Awareness of the issues and fear of making a mistake can be very discouraging. “I think my generation learned to avoid doing stupid things, which is not the case for today’s generations, says Carol, a young retired pianist. Young people go to him, not me, and I dare much less. This availability makes them understand faster. In my case, the pressure is much greater. »

Remove the drama to fit the machine, a job that takes a lot more time with an adult than with a child, whatever the machine, which sometimes translates to a more complex relationship with adult bodies. ” The viola is a demanding tool from an attitude and listening point of view: it takes about three years of practice before the work begins to give results. For adults, approaching a musical instrument is a whole process that involves physical and psychological work, Florence, Viola’s teacher, explains. “Mastering a musical instrument sometimes goes beyond musical practice, some students come out of it variable. Learning to listen, to listen to oneself, to relax and to liberate the body is something similar. for some people The real cure. Obstacles are difficult to remove, they require a lot of reassurance. I often resort to active methods – DalcruzAnd the CaudalieColor Strings – whose techniques, designed for children, can be used by adults for a more global approach to music. »

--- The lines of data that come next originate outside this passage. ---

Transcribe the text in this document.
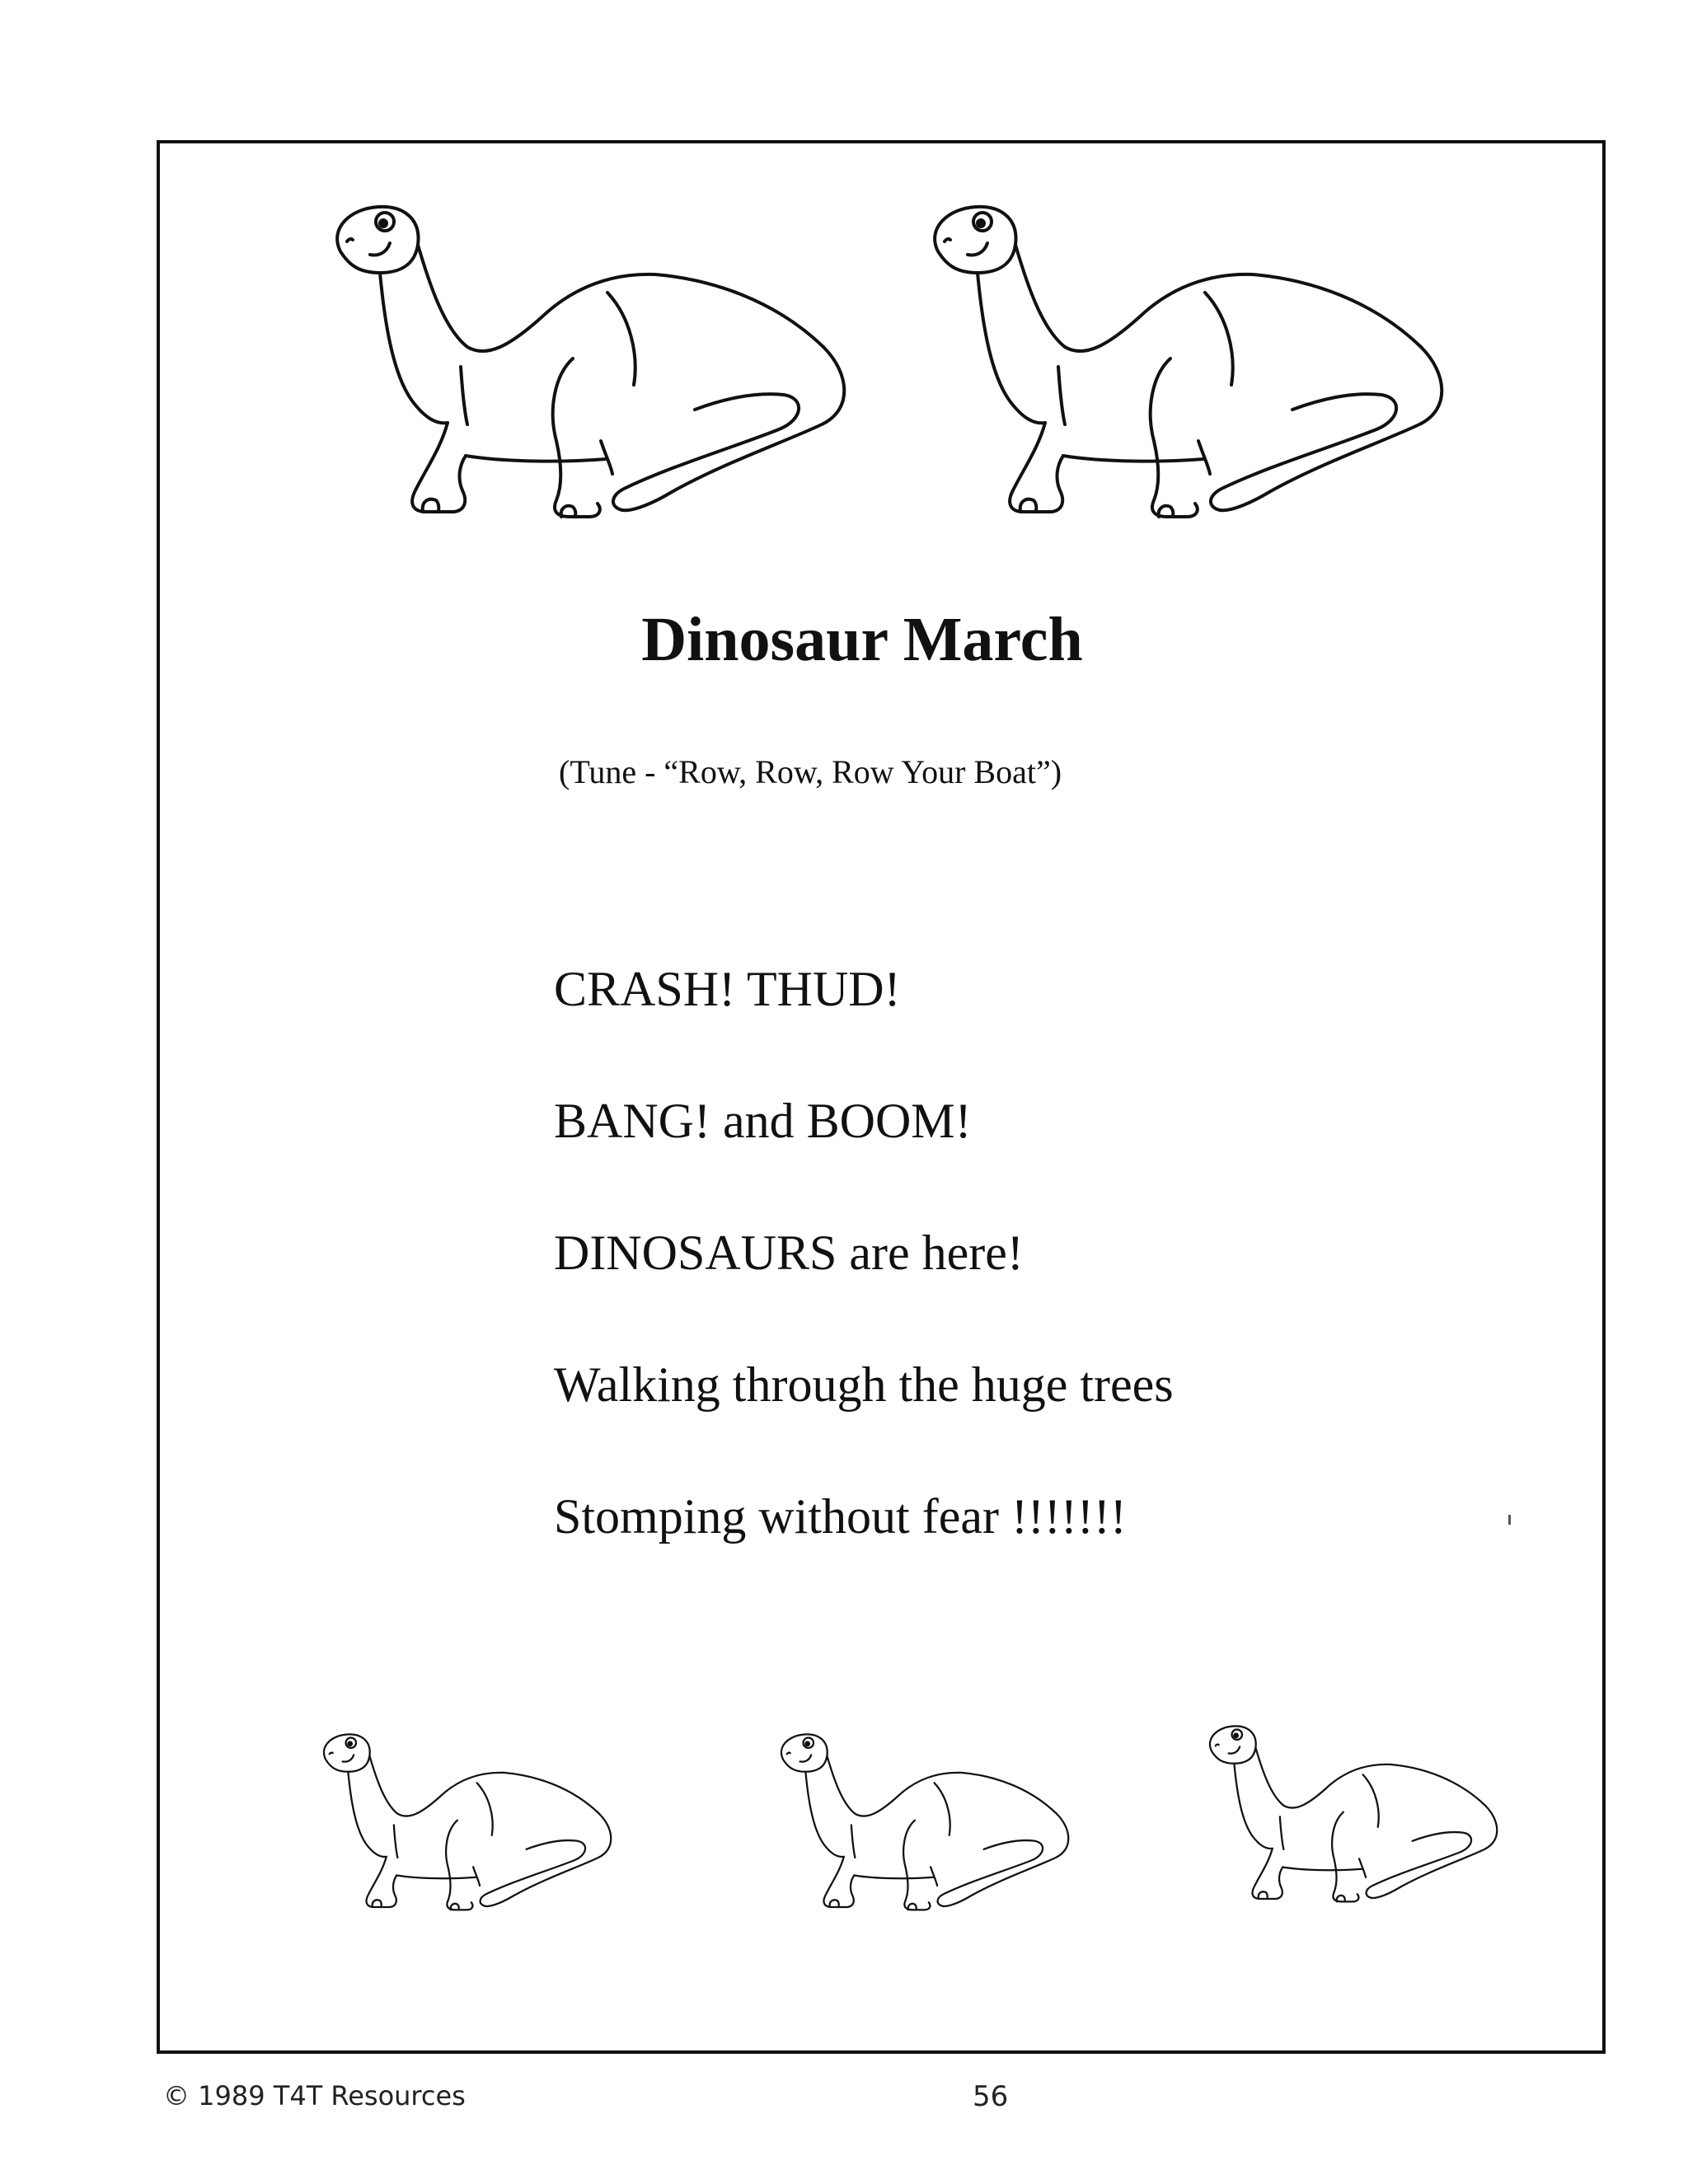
Dinosaur March
(Tune - “Row, Row, Row Your Boat”)
CRASH! THUD!
BANG! and BOOM!
DINOSAURS are here!
Walking through the huge trees
Stomping without fear !!!!!!!
© 1989 T4T Resources	56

Amateur instrumentalists represent fertile ground that should have easier access to musical practice, says Florence: “ When we begin to learn a musical instrument as an adult, we often do more than just play music, we are faced with social codes and an environment where everything is unknown to us, and people who embark on such an approach go to great lengths to make it happen. »

She cites the example of a great student who joined the viola after hearing André Rio at a concert. It was only after she joined the conservatory that she discovered that practicing instruments comes with learning to write music, for example. ” Music breaks down barriers better than any other medium and brings different worlds together. Conservatories still have to do a great deal of work to open up and adapt more to an amateur audience, Says.